Few Americans know about Wally Yonamine, who was both the first Asian to play in the NFL and the first American to play in Japan after World War 2. Known as the Jackie Robinson of Japan, Yonamine overcame the bigotry of hostile fans and teammates and the difficulties of post-war Japan to eventually become a member of Japan’s baseball hall of fame.
I have just published a biography of Yonamine (called Wally Yonamine: The Man who Changed Japanese Baseball) with the University of Nebraska Press and I wanted to spread the word. I’ve posted a blurb about Yonamine below. If you would like more information, please visit the book’s website http://www.WallyYonamine.com
Wally Yonamine - A very short bio
At the end of World War II, American and Japanese hatred remained high. Many Americans considered Japanese dishonest and extended this bigotry to Japanese Americans. Many Japanese resented the victorious Americans who now occupied their homeland. In that hostile environment, Wally Yonamine broke down ethnic barriers and overcame stereotypes in both countries as he became both the first Asian to play professional football in the United States and the first American to play professional baseball in occupied Japan.
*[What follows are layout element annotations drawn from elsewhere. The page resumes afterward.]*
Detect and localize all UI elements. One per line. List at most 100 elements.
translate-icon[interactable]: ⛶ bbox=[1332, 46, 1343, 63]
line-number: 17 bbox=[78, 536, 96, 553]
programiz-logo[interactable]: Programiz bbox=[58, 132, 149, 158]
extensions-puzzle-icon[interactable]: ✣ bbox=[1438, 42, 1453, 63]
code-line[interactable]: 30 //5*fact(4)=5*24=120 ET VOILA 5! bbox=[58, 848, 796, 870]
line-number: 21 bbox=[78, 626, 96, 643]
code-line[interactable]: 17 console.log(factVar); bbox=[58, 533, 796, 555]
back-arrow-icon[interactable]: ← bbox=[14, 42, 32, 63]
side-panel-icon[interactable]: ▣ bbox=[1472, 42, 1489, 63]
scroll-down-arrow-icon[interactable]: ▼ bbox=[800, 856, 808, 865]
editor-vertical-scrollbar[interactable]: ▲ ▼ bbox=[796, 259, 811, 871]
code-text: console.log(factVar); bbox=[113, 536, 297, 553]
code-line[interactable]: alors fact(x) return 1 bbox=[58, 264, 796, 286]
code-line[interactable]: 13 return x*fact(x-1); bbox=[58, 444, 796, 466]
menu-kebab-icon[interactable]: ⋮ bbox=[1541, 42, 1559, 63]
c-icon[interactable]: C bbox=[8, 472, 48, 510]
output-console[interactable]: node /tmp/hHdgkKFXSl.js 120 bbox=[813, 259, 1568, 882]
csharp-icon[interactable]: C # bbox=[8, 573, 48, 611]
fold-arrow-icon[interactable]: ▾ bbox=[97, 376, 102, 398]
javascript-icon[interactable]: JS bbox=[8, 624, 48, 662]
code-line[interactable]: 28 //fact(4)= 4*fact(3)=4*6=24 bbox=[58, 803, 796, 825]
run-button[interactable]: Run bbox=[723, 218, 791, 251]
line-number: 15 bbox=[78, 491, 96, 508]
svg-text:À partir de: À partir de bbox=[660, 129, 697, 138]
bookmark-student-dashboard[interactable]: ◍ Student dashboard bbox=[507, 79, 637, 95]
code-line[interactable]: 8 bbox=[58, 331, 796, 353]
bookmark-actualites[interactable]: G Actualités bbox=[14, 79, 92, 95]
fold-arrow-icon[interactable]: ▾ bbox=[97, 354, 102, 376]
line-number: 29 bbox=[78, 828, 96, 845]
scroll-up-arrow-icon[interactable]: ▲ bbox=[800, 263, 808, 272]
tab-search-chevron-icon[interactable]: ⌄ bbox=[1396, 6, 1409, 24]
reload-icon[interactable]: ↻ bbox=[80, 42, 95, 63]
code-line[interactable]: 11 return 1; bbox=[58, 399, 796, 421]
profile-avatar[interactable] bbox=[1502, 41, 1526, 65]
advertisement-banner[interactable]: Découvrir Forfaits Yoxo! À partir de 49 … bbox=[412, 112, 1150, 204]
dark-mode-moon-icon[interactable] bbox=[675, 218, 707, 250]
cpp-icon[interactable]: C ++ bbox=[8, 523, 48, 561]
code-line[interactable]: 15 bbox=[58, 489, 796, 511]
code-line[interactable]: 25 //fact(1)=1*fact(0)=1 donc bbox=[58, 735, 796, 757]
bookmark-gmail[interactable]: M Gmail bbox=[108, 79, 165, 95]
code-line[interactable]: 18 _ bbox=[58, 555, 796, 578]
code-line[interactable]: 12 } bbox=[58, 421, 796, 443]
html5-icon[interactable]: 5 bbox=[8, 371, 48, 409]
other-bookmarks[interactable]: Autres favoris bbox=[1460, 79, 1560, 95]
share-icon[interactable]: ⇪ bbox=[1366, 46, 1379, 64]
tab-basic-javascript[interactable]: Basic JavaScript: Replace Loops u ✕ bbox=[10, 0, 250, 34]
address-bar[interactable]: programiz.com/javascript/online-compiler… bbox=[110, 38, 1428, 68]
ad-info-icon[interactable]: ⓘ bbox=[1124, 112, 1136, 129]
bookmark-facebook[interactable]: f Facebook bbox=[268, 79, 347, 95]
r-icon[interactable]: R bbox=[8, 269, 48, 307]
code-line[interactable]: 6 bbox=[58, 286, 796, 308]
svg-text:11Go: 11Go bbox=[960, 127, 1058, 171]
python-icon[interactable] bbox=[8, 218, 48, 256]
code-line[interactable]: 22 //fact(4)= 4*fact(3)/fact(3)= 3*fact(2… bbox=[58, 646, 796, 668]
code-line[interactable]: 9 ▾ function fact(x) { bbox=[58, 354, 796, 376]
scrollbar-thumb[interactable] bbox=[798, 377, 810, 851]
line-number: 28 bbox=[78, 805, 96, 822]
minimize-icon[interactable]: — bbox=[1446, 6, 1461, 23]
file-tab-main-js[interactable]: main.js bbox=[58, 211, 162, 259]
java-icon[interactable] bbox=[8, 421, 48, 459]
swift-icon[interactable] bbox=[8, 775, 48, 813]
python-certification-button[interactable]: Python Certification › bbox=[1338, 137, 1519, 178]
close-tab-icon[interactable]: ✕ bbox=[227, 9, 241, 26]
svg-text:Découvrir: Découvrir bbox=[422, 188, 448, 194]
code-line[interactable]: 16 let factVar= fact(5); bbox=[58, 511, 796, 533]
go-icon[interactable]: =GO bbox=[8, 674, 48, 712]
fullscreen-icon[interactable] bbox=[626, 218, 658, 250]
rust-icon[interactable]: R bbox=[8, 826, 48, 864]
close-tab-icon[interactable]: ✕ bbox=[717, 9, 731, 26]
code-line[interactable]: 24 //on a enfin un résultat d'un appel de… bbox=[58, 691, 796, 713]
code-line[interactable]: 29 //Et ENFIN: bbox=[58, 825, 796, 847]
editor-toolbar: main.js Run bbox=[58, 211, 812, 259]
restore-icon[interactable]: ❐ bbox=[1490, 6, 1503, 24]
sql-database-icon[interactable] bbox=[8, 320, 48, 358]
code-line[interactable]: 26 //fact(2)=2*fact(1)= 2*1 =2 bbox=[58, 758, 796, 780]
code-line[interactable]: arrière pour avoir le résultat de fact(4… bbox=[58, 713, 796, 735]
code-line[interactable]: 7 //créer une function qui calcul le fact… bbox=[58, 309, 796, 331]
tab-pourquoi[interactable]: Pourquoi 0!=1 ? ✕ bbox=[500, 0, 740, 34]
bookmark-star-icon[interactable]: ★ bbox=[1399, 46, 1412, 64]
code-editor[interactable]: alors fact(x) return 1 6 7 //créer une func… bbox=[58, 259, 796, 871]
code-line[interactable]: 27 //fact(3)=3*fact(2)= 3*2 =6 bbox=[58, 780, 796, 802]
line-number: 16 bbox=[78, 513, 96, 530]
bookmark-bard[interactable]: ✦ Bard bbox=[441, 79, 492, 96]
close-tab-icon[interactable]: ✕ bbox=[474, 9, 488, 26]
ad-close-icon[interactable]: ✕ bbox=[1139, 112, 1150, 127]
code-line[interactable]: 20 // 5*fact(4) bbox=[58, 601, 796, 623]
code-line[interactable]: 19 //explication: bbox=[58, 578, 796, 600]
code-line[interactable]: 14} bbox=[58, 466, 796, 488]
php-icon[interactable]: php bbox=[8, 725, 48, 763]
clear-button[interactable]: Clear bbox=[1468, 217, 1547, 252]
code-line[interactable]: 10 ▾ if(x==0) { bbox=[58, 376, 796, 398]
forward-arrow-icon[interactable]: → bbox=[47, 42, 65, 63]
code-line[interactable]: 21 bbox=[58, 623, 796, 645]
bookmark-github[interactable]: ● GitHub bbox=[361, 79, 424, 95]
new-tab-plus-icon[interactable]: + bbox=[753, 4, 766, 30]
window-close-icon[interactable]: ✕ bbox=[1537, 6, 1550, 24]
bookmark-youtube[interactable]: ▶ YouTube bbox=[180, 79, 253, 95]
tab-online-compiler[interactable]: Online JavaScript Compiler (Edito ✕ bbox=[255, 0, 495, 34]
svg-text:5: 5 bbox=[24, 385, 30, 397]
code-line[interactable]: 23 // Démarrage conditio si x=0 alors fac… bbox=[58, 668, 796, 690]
Wally Yonamine did not plan to become an agent of social change, but throughout his career was thrust into situations where his athletic accomplishments had larger social consequences. Yonamine was born in 1925 on a Maui sugar plantation to poor Japanese immigrants. He learned to play football on the island’s beaches with a can of Carnation creamed corn covered with newspaper as the family was too poor to buy a football. His success on the gridiron allowed him to escape the plantation, become a high school sensation and eventually sign with the San Francisco 49ers in 1947.
Wally went to California to play football, but for many he was more than an athlete. Just a year earlier, thousands of San Francisco’s Japanese-Americans had returned after three years in the internment camps. Yonamine became a symbol that Japanese-Americans could succeed in mainstream society, providing hope to the community, while his presence on the 49ers helped ease racial tension in the Bay area.
After an injury ended his football career, Yonamine turned to baseball. He played one year in the minor leagues at Salt Lake City before signing with the Tokyo Yomiuri Giants in 1951. Once again, his presence had social consequences. Tension between the occupying forces and the Japanese remained high. As the first American to enter Japanese professional baseball since the war, Wally’s behavior both on and off the field needed to be exemplary. If he was perceived as arrogant or disrespectful, the popularity of the Giants could help fuel anti-American sentiment and perhaps even ignite violence in the ballparks.
Yonamine adopted his football skills to baseball and played hard—stealing bases, sliding hard, and knocking down opponents. At first, the Japanese were aghast at the aggressive American. Opposing fans hurled insults and rocks at him, but he quickly became one of the most dominant players in the league, earning the begrudging respect of players and fans alike. Living conditions were harsh by American standards—high quality food was difficult to obtain and even fuel for heat was scarce. But Yonamine rarely complained and adapted to life in post-war Japan. His success, both on and off the field, changed the way the Japanese played the game and opened the door for other Americans to come to Japan.
Blending the American and Japanese approaches to baseball, Yonamine stayed in Japan as a player, coach, and manager for 37 years. He won three batting titles, the 1957 Most Valuable Player Award, and led the Chunichi Dragons to the 1974 Central League title winning the Manager of the Year award. In 1994, he was elected to the Japan Baseball Hall of Fame.
In retirement, Yonamine remains a role model. He has strived to strengthen ties between his native Hawaii and Japan, promoting both baseball exchanges and tourism. Through the Wally Yonamine Foundation, he has helped thousands of Hawaiian children build their bodies and characters by sponsoring Little Leagues, youth programs, and the Hawaiian High School baseball championship tournament. For his contributions, Yonamine has been honored by the Emperor of Japan, the Governor of Hawaii, and the San Francisco 49ers, who have named an annual award for community service after him.